Along hard-hit Juarez Avenue, soldiers were spraying buildings with chemicals to kill bacteria. The city government maintains that the spraying is taking place only where it has been determined that there is no chance of finding survivors.
“We have to guard against an epidemic,” said Angel Rivera, a private fumigator who volunteered to help. “The chances are small, but we have to start now, just in case.”
The fear of further building collapses prevented thousands from returning to their homes. In the densely populated Tlatelolco neighborhood, housing authorities ordered all residents to abandon their apartments.
Returning for Belongings
Tlatelolco was home to more than 100,000 residents before last Thursday’s quake. Most buildings were abandoned even before the order came, although some residents were returning to claim their belongings. A mattress came flying out of the 13th story of one building Sunday.
The Nuevo Leon apartment building, where hundreds probably died, is part of the Tlatelolco complex. Similar structures in the neighborhood begun to lean menacingly, housing officials said. Of the 101 buildings standing in the neighborhood, 18 are said to be uninhabitable.
Some residents camped out in the parklike areas between buildings and took turns at night guarding their former residences.

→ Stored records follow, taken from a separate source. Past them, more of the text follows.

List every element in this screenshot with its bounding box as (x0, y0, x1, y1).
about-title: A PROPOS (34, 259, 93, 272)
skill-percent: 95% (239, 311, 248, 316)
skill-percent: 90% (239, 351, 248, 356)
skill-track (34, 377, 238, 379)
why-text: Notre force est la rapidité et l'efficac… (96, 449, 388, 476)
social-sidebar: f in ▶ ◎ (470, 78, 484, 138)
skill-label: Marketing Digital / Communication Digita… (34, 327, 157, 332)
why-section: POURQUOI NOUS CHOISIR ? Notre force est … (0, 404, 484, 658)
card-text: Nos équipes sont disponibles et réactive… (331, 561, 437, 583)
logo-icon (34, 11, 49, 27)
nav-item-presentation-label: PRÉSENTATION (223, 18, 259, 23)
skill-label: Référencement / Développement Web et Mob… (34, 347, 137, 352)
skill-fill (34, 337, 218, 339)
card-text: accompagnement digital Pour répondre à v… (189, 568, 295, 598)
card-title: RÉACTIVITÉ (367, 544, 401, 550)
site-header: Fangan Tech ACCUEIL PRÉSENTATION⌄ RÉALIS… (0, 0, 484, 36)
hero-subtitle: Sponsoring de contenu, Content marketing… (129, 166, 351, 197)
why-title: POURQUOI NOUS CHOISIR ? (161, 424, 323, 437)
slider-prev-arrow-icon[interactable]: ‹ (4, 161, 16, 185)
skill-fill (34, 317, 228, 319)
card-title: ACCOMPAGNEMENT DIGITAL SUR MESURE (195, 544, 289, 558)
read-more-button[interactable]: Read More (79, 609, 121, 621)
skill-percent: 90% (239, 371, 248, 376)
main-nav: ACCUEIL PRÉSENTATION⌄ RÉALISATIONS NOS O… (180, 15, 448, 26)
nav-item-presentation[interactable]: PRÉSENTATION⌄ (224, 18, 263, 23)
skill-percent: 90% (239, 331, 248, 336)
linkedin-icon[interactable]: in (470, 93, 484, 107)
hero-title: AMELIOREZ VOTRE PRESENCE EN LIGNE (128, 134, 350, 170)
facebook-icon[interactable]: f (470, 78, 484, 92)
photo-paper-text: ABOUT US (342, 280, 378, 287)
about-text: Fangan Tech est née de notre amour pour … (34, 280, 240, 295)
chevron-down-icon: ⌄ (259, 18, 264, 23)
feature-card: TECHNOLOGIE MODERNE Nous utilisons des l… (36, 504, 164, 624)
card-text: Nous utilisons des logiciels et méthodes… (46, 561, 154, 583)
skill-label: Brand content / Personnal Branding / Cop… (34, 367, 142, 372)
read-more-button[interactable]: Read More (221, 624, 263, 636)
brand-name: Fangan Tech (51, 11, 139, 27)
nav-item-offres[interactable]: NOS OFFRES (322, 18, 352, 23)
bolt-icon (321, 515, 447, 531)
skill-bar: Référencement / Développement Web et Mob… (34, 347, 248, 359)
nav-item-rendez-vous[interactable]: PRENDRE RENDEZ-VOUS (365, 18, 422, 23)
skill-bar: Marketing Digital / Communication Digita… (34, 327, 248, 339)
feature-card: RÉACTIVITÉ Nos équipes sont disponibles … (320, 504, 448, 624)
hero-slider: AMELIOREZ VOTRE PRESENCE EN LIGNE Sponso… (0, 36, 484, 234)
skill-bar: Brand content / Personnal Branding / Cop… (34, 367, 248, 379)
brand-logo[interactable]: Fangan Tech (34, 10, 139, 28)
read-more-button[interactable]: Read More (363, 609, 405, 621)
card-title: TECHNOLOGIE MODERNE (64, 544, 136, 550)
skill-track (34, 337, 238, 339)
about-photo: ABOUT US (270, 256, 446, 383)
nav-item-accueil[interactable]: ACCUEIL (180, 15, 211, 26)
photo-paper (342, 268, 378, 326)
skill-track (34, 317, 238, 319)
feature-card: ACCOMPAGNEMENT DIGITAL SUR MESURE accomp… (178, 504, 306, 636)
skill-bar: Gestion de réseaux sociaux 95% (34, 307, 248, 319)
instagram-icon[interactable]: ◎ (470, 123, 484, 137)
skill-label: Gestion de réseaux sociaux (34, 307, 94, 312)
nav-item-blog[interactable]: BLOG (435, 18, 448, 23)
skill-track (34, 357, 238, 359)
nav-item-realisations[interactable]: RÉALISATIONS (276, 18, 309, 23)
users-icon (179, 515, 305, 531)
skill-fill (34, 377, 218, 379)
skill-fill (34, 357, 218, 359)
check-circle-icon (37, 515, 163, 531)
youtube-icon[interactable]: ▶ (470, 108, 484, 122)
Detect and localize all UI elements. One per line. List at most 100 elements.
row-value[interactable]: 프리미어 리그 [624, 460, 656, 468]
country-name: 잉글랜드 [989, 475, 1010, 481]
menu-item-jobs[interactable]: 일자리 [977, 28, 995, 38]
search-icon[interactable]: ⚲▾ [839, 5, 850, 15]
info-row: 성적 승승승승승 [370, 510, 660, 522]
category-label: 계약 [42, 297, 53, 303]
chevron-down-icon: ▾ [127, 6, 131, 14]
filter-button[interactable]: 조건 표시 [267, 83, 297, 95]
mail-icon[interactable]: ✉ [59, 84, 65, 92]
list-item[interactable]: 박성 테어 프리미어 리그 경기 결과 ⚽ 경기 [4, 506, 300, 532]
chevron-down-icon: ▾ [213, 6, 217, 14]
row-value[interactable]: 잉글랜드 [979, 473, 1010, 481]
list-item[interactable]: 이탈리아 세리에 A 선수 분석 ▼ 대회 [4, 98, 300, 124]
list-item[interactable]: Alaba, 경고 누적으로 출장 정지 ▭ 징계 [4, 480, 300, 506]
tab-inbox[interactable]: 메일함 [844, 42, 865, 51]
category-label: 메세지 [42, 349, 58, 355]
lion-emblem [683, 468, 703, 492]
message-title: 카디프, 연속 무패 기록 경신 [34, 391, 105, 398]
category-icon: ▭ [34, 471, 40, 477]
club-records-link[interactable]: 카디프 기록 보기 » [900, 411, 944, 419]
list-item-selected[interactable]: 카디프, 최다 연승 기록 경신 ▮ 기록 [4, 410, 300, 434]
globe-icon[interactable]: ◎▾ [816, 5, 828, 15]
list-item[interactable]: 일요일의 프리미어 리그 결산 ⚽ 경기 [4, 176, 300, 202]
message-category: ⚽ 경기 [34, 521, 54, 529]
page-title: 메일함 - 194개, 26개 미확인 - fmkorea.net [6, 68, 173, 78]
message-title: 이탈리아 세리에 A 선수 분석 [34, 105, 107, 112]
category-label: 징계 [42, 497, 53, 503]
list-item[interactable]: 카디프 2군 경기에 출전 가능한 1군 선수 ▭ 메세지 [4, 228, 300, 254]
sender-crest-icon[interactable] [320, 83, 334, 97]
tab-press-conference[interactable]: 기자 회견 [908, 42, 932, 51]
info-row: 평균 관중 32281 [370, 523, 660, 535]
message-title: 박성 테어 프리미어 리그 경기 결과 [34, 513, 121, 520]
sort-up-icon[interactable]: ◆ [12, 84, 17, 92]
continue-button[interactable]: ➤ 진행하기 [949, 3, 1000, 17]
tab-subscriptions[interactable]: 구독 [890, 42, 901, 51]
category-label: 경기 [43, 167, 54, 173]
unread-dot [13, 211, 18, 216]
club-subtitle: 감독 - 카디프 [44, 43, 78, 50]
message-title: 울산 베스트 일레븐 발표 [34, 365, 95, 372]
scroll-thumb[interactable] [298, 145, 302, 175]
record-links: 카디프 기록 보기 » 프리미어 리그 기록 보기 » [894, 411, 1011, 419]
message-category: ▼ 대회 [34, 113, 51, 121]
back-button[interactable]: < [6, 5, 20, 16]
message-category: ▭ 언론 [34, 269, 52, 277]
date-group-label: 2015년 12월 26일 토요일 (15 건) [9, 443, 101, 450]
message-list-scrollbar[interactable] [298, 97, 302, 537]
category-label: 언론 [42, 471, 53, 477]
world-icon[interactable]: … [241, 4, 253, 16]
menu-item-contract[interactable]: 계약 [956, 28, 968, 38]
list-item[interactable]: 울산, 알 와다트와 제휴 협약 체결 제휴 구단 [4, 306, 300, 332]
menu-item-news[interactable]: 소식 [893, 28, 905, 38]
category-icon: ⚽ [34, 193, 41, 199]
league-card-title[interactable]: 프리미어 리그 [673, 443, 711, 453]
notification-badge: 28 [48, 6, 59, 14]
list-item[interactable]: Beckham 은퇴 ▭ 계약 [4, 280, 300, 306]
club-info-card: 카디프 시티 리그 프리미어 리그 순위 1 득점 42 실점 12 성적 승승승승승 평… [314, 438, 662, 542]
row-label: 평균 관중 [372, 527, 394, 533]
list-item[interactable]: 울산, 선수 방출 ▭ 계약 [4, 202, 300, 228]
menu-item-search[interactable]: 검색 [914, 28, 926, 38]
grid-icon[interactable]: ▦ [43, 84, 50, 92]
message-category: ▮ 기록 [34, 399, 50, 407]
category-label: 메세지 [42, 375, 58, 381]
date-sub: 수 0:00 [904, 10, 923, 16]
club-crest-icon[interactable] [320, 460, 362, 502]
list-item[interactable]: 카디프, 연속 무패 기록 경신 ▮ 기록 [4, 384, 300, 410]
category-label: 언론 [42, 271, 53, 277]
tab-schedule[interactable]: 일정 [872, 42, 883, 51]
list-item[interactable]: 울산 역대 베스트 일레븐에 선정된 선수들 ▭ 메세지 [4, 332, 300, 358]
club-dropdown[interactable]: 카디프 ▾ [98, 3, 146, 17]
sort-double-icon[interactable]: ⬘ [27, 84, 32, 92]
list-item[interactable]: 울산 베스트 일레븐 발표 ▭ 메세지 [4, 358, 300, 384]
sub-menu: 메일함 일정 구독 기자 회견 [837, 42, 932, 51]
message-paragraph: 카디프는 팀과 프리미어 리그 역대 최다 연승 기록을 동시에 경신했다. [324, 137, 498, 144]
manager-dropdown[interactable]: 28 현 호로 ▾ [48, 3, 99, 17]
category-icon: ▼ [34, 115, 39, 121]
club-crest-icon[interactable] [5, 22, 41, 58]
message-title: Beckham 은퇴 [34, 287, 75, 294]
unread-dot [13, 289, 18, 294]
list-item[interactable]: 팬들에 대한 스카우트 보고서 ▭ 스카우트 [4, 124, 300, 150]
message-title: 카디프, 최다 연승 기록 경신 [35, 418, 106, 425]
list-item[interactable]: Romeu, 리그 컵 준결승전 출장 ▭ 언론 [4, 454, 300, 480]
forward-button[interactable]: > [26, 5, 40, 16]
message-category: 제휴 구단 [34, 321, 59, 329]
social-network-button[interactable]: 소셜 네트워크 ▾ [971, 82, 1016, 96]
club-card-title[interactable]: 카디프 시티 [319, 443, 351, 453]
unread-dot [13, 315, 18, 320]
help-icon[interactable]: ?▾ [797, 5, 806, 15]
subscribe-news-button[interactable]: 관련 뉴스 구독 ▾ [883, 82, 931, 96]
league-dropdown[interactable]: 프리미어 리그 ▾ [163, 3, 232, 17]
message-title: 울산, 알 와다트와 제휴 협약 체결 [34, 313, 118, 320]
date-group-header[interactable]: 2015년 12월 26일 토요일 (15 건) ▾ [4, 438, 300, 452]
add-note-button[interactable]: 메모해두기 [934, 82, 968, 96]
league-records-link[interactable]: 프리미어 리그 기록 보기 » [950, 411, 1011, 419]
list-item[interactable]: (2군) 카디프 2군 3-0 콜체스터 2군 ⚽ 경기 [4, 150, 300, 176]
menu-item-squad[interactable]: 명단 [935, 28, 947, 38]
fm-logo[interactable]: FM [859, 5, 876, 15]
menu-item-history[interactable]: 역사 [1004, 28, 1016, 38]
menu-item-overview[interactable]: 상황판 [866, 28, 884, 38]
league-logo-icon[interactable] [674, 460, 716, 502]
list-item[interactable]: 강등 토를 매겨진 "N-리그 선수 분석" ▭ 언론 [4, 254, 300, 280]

One camper, musician Luis Rojas, said he was tired of the cold and would soon go to a hotel. “When my money runs out, I don’t know what I’ll do,” he said. He was afraid of going to a refugee camp because of possible disease, although medical personnel appeared to be stationed at several shelters in the city.
Red Cross Shelters
The Red Cross has set up 300 shelters for the homeless. The city government has established many others, but hundreds of people are still camping on the city’s broad boulevards. It is impossible to count the homeless, whose numbers have been estimated at between 20,000 and 250,000.
Mayor Aguirre said that damaged buildings in the city will be inspected to determine whether builders had complied with the building codes in effect when the construction was completed.
“If the specifications do not match, those responsible . . . will be punished according to law,” Aguirre said.
Mexico has enacted several different building codes in recent decades, often changing them following tremors.
Critical Water Shortages
On Sunday, water shortages grew critical as it became evident that it will take weeks to repair broken pipes and aqueducts. The center of the city has been without water since Thursday. Even residents of those neighborhoods with water were urged to boil it to avoid possible typhoid infection. About 500 water trucks were making deliveries in the hardest-hit areas.
About 40% of telephone lines are operating in the city, the Communications and Transport Ministry said. A few long-distance lines have opened, but regular international service will take weeks to restore.
No attempt has been made to estimate the cost of the damage, although it will surely run into the hundreds of millions of dollars. The government has established a bank account at the Nacional Financiera Bank to take cash donations from abroad.